There's a fascinating article that appeared yesterday in the Washington Post about the Catholic Church's local efforts, via bus billboards and radio ads, among other public relations media, to get believers to go to confession. Timed to coincide with Lent, the Church's traditional period for penance, the campaign is fighting a vast dropoff in the number of Catholics going into the booth on Saturday afternoons, or any other time.

Michelle Boorstein's piece on this subject tends to make it all about how Catholics seek psychological self-relief and self-fulfillment in and out of the confessional, but she doesn't get into the sticks, as opposed to the carrots, that the Church used to deploy to get people to go to confession. The Big Stick was the tenet that taking communion while in a state of mortal sin--which included a fairly broad array of sins, including defiance of church teachings and just about any sexual transgression--was truly horrendous, perhaps even representing the scriptural "sin against the Holy Spirit" that could not be forgiven. Indeed, this holy terror of communion without confession helped produce a long period of rank-and-file Catholic reluctance to take communion, which endured from the Fourth Century A.D. until very recent times.

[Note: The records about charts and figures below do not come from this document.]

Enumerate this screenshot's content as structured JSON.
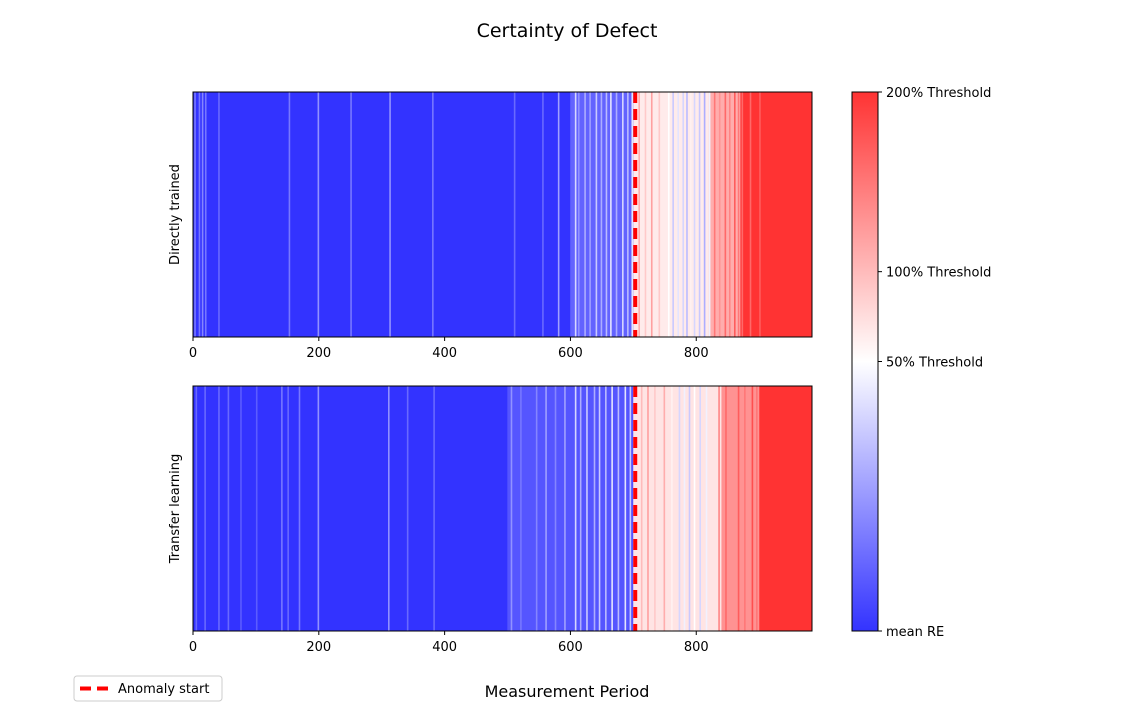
{
  "chart_data": {
    "type": "heatmap",
    "title": "Certainty of Defect",
    "xlabel": "Measurement Period",
    "anomaly_start": 703,
    "legend": {
      "label": "Anomaly start",
      "placement": "bottom-left",
      "color": "#ff0000"
    },
    "colormap": {
      "name": "bwr",
      "low_color": "#3333ff",
      "mid_color": "#ffffff",
      "high_color": "#ff3333",
      "value_range": [
        0,
        3
      ],
      "ticks": [
        {
          "label": "mean RE",
          "value": 0
        },
        {
          "label": "50% Threshold",
          "value": 1.5
        },
        {
          "label": "100% Threshold",
          "value": 2
        },
        {
          "label": "200% Threshold",
          "value": 3
        }
      ]
    },
    "panels": [
      {
        "ylabel": "Directly trained",
        "xlim": [
          0,
          984
        ],
        "xticks": [
          0,
          200,
          400,
          600,
          800
        ],
        "segments": [
          {
            "from": 0,
            "to": 600,
            "value": 0
          },
          {
            "from": 600,
            "to": 700,
            "value": 0.35
          },
          {
            "from": 700,
            "to": 820,
            "value": 1.65
          },
          {
            "from": 820,
            "to": 870,
            "value": 2.1
          },
          {
            "from": 870,
            "to": 984,
            "value": 3
          }
        ],
        "highlights": [
          {
            "at": 2,
            "value": 0.5
          },
          {
            "at": 9,
            "value": 0.5
          },
          {
            "at": 14,
            "value": 0.6
          },
          {
            "at": 19,
            "value": 0.5
          },
          {
            "at": 40,
            "value": 0.4
          },
          {
            "at": 152,
            "value": 0.5
          },
          {
            "at": 198,
            "value": 0.7
          },
          {
            "at": 250,
            "value": 0.5
          },
          {
            "at": 312,
            "value": 0.7
          },
          {
            "at": 380,
            "value": 0.5
          },
          {
            "at": 510,
            "value": 0.4
          },
          {
            "at": 555,
            "value": 0.4
          },
          {
            "at": 580,
            "value": 0.8
          },
          {
            "at": 607,
            "value": 1.2
          },
          {
            "at": 612,
            "value": 0.7
          },
          {
            "at": 622,
            "value": 0.9
          },
          {
            "at": 630,
            "value": 0.8
          },
          {
            "at": 640,
            "value": 1.1
          },
          {
            "at": 648,
            "value": 0.9
          },
          {
            "at": 656,
            "value": 1.0
          },
          {
            "at": 663,
            "value": 1.3
          },
          {
            "at": 672,
            "value": 0.9
          },
          {
            "at": 682,
            "value": 1.2
          },
          {
            "at": 690,
            "value": 1.0
          },
          {
            "at": 697,
            "value": 1.3
          },
          {
            "at": 708,
            "value": 2.1
          },
          {
            "at": 718,
            "value": 1.9
          },
          {
            "at": 728,
            "value": 2.2
          },
          {
            "at": 740,
            "value": 1.9
          },
          {
            "at": 755,
            "value": 1.5
          },
          {
            "at": 762,
            "value": 1.1
          },
          {
            "at": 770,
            "value": 1.3
          },
          {
            "at": 778,
            "value": 1.2
          },
          {
            "at": 784,
            "value": 1.0
          },
          {
            "at": 790,
            "value": 1.6
          },
          {
            "at": 796,
            "value": 1.2
          },
          {
            "at": 804,
            "value": 1.1
          },
          {
            "at": 812,
            "value": 0.9
          },
          {
            "at": 820,
            "value": 1.4
          },
          {
            "at": 828,
            "value": 2.5
          },
          {
            "at": 836,
            "value": 2.3
          },
          {
            "at": 845,
            "value": 2.6
          },
          {
            "at": 852,
            "value": 2.4
          },
          {
            "at": 860,
            "value": 2.7
          },
          {
            "at": 866,
            "value": 2.5
          },
          {
            "at": 872,
            "value": 2.6
          },
          {
            "at": 885,
            "value": 2.6
          },
          {
            "at": 900,
            "value": 2.7
          }
        ]
      },
      {
        "ylabel": "Transfer learning",
        "xlim": [
          0,
          984
        ],
        "xticks": [
          0,
          200,
          400,
          600,
          800
        ],
        "segments": [
          {
            "from": 0,
            "to": 500,
            "value": 0
          },
          {
            "from": 500,
            "to": 700,
            "value": 0.25
          },
          {
            "from": 700,
            "to": 840,
            "value": 1.7
          },
          {
            "from": 840,
            "to": 900,
            "value": 2.3
          },
          {
            "from": 900,
            "to": 984,
            "value": 3
          }
        ],
        "highlights": [
          {
            "at": 4,
            "value": 0.4
          },
          {
            "at": 18,
            "value": 0.4
          },
          {
            "at": 40,
            "value": 0.4
          },
          {
            "at": 55,
            "value": 0.4
          },
          {
            "at": 75,
            "value": 0.3
          },
          {
            "at": 100,
            "value": 0.3
          },
          {
            "at": 140,
            "value": 0.5
          },
          {
            "at": 150,
            "value": 0.4
          },
          {
            "at": 168,
            "value": 0.5
          },
          {
            "at": 198,
            "value": 0.7
          },
          {
            "at": 310,
            "value": 0.7
          },
          {
            "at": 340,
            "value": 0.4
          },
          {
            "at": 382,
            "value": 0.4
          },
          {
            "at": 505,
            "value": 0.7
          },
          {
            "at": 520,
            "value": 0.5
          },
          {
            "at": 545,
            "value": 0.6
          },
          {
            "at": 560,
            "value": 0.8
          },
          {
            "at": 575,
            "value": 0.6
          },
          {
            "at": 590,
            "value": 0.8
          },
          {
            "at": 607,
            "value": 1.2
          },
          {
            "at": 615,
            "value": 0.9
          },
          {
            "at": 625,
            "value": 1.1
          },
          {
            "at": 637,
            "value": 0.9
          },
          {
            "at": 645,
            "value": 1.1
          },
          {
            "at": 655,
            "value": 1.0
          },
          {
            "at": 665,
            "value": 1.3
          },
          {
            "at": 675,
            "value": 1.0
          },
          {
            "at": 686,
            "value": 1.3
          },
          {
            "at": 694,
            "value": 1.1
          },
          {
            "at": 712,
            "value": 2.0
          },
          {
            "at": 722,
            "value": 2.2
          },
          {
            "at": 733,
            "value": 1.9
          },
          {
            "at": 748,
            "value": 2.1
          },
          {
            "at": 760,
            "value": 1.6
          },
          {
            "at": 772,
            "value": 1.2
          },
          {
            "at": 780,
            "value": 1.4
          },
          {
            "at": 788,
            "value": 1.1
          },
          {
            "at": 796,
            "value": 1.5
          },
          {
            "at": 805,
            "value": 1.2
          },
          {
            "at": 815,
            "value": 1.4
          },
          {
            "at": 825,
            "value": 1.7
          },
          {
            "at": 835,
            "value": 2.4
          },
          {
            "at": 846,
            "value": 2.6
          },
          {
            "at": 856,
            "value": 2.3
          },
          {
            "at": 866,
            "value": 2.7
          },
          {
            "at": 876,
            "value": 2.5
          },
          {
            "at": 888,
            "value": 2.8
          },
          {
            "at": 895,
            "value": 2.5
          }
        ]
      }
    ]
  }
}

The failure of the Big Stick of discouraging communion for those not immediately fresh from the confessional led to an big post-Vatican-II effort to get Catholics to take communion as a basic obligation of the faith. But this healthy eucharistic revival wasn't accompanied by any enduring return to regular confession. And there's not much doubt that this particular aspect of "cafeteria Catholicism," in the U.S. at least, owed a lot to popular dissent against the Church's moral theology, especially in matters of sex. Aside from the widespread practice of contraception among U.S. Catholics, there has been an even more widespread defiance of the Church's ban on any sort of premarital sexual activity. Asked to choose between the injunction to take communion regularly and the warning to do so in a state of reconciliation with the Church, Catholics have largely taken the former route.

It's interesting that in the Archdiocese of Washington, at least, the Church has chosen to accentuate the positive aspects of confession. But in the long run, the disconnect between Church teachings and Catholic practice cannot help but undermine Catholic discipline, and keep the lines outside the confessional short.